On February 22, more than 73,000 AT&T customers in the US reported a network outage that lasted more than eight hours. AT&T responded quickly, suggesting customers use Wi-Fi calling, AP reported. The same day, AT&T assured its customers that the outage was not the result of a cyberattack but rather a technical error.
The company's response to this widespread disruption offers lessons for organizations on how to communicate with internal and external stakeholders during and after a crisis and how to be prepared for potential technical issues that could become major obstacles to the business.
What caused the AT&T outage?
On February 22, AT&T wrote: “Based on our initial review, we believe that today's outage was caused by the application and execution of an incorrect process used while we were expanding our network, not by a cyber attack.”

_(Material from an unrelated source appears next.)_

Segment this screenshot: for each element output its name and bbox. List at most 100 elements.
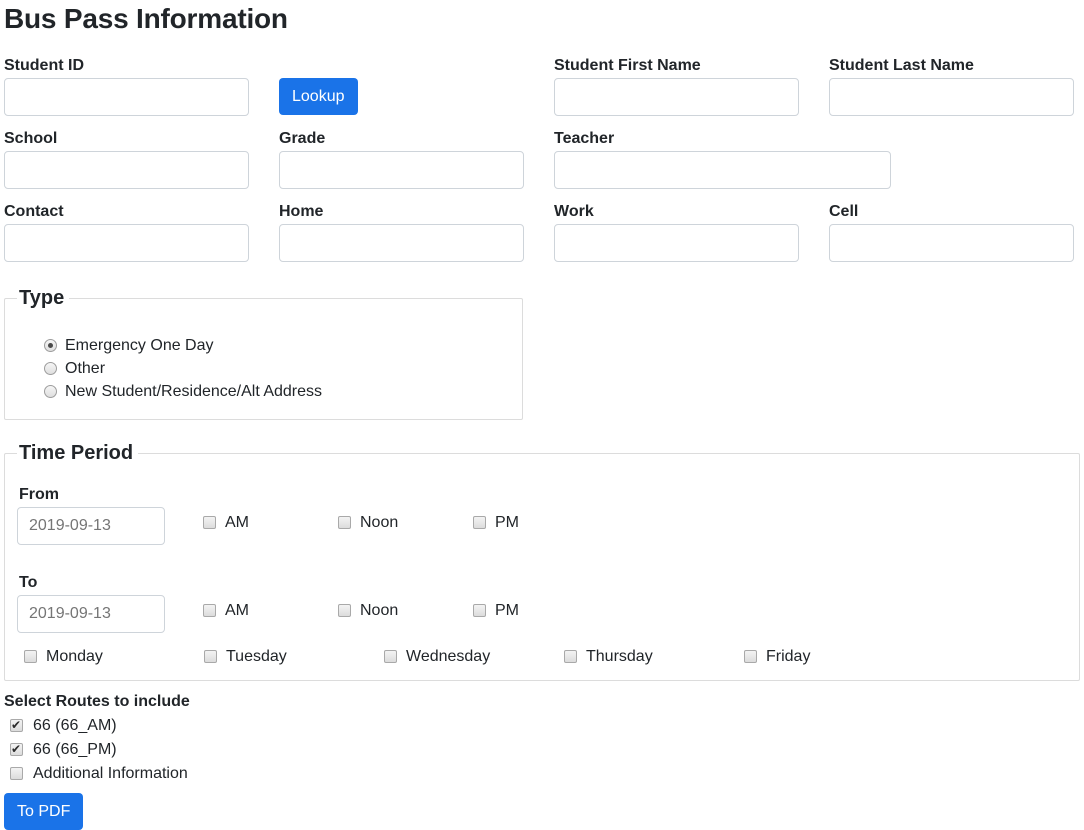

AT&T contacted the Cybersecurity and Infrastructure Communications Agency, the Federal Communications Commission, the Department of Homeland Security and the Federal Bureau of Investigation regarding the outage, fueling some rumors of a possible cyberattack. CISA defines communications as a critical function.

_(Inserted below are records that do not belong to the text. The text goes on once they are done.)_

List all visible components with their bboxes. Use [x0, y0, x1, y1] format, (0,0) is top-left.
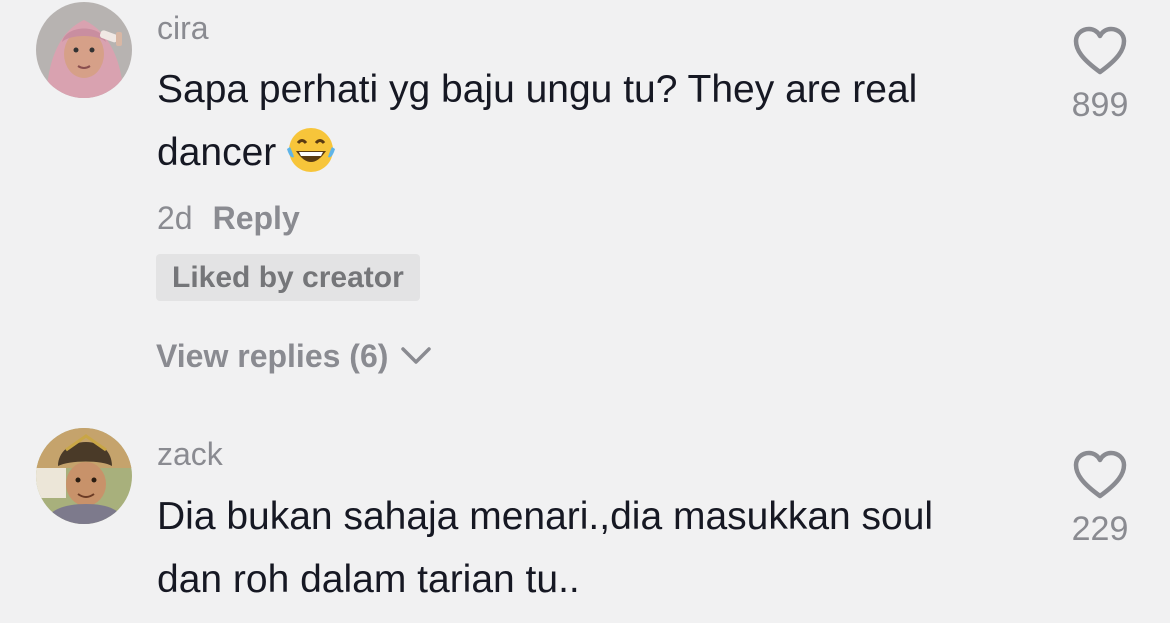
laughing-emoji-icon	[284, 125, 338, 194]
heart-outline-icon	[1073, 26, 1127, 75]
chevron-down-icon	[401, 347, 432, 364]
like-button[interactable]: 899	[1060, 26, 1140, 125]
like-button[interactable]: 229	[1060, 450, 1140, 549]
avatar[interactable]	[36, 2, 132, 98]
comment-username[interactable]: cira	[157, 8, 209, 48]
comment-text: Dia bukan sahaja menari.,dia masukkan so…	[157, 495, 934, 601]
like-count: 229	[1071, 510, 1129, 548]
avatar-image	[36, 428, 132, 524]
comment-text: Sapa perhati yg baju ungu tu? They are r…	[157, 58, 1037, 194]
comment-item: cira Sapa perhati yg baju ungu tu? They …	[0, 0, 1170, 410]
view-replies-button[interactable]: View replies (6)	[156, 336, 432, 376]
comment-username[interactable]: zack	[157, 434, 223, 474]
avatar-image	[36, 2, 132, 98]
comment-item: zack Dia bukan sahaja menari.,dia masukk…	[0, 410, 1170, 623]
reply-button[interactable]: Reply	[213, 200, 300, 236]
comment-age: 2d	[157, 200, 193, 236]
liked-by-creator-badge: Liked by creator	[156, 254, 420, 301]
avatar[interactable]	[36, 428, 132, 524]
comment-meta: 2d Reply	[157, 198, 300, 238]
comment-text-body: Sapa perhati yg baju ungu tu? They are r…	[157, 68, 918, 174]
view-replies-label: View replies (6)	[156, 338, 389, 374]
like-count: 899	[1071, 86, 1129, 124]
heart-outline-icon	[1073, 450, 1127, 499]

SEE: CISA and IBM collaborated on a new cybersecurity certification course. (Technological Republic)
AT&T's response to outage shows effective communication
On February 22, AT&T quickly informed customers what happened and why through its social media mobile app, website, and virtual assistant. When information became available, AT&T informed all interested parties that the outage was not caused by a malicious actor. AT&T communicated this to its individual, business and employee customers at the same time in this public letter dated February 25 from CEO John Stankey.
Individual and small business customers affected by the outage are eligible for a $5 credit, likely in the next billing cycle. Business customers are invited to discuss the situation: “We are also working closely with our mid-market and enterprise customers and will address their concerns as those conversations occur,” according to Stankey's letter.
Stankey explained the reason for the exact credit amount (“For that reason, I think crediting those customers for essentially a full day of service is the right thing to do”) and apologized for the inconvenience. This transparency can help reduce the damage that loss of customer trust following an organization-wide incident could cause.
AT&T's communications, marketing, product and operations teams worked closely to coordinate data sharing and updates, AT&T told TechRepublic. Those teams also kept retail and customer service teams updated in case of customer calls and store visits related to the outage.
“In crises, speed is everything,” AT&T spokesman Jim Greer said in an email to TechRepublic. “We sought to put the customer first and acted quickly to provide them, along with employees, investors and regulators, with answers to what was a rapidly developing situation.”
What can IT in particular learn from the AT&T outage?
Human error happens to all of us. There's a reason why PEBCAK – “a problem exists between the chair and the keyboard” – is an established acronym. Whatever went wrong with the network upgrade, it appears to have been part of the normal course of business.
The AT&T outage emphasizes the importance of testing backups, redundant systems, and emergency preparedness plans. For cellular carriers, alternative channels such as Wi-Fi calling, satellite service, or a carrier-independent SIM card could be good backups in case of emergency. These actions help reassure customers and implement practical solutions. Additionally, the AT&T outage is a good reminder to report incidents to the correct agencies as appropriate.
SEE: Carrier-neutral SIM cards are among this year's highlights at Mobile World Congress. (Technological Republic)
It's important to keep software up-to-date and generally modernize technology to support the resilience and security of organizations overall, but disruptions like this emphasize that IT and CISOs likely play a role in communicating well with external stakeholders. and internal during an unexpected event. IT and cybersecurity leaders must be sure their software supply chain practices are up to date in the event of cascading issues or vulnerabilities in the chain, even when there is no malicious intent involved.
Even if IT leaders don't communicate directly with customers, they should have well-established channels of accountability within their department to respond to and potentially publicize issues that affect many customers.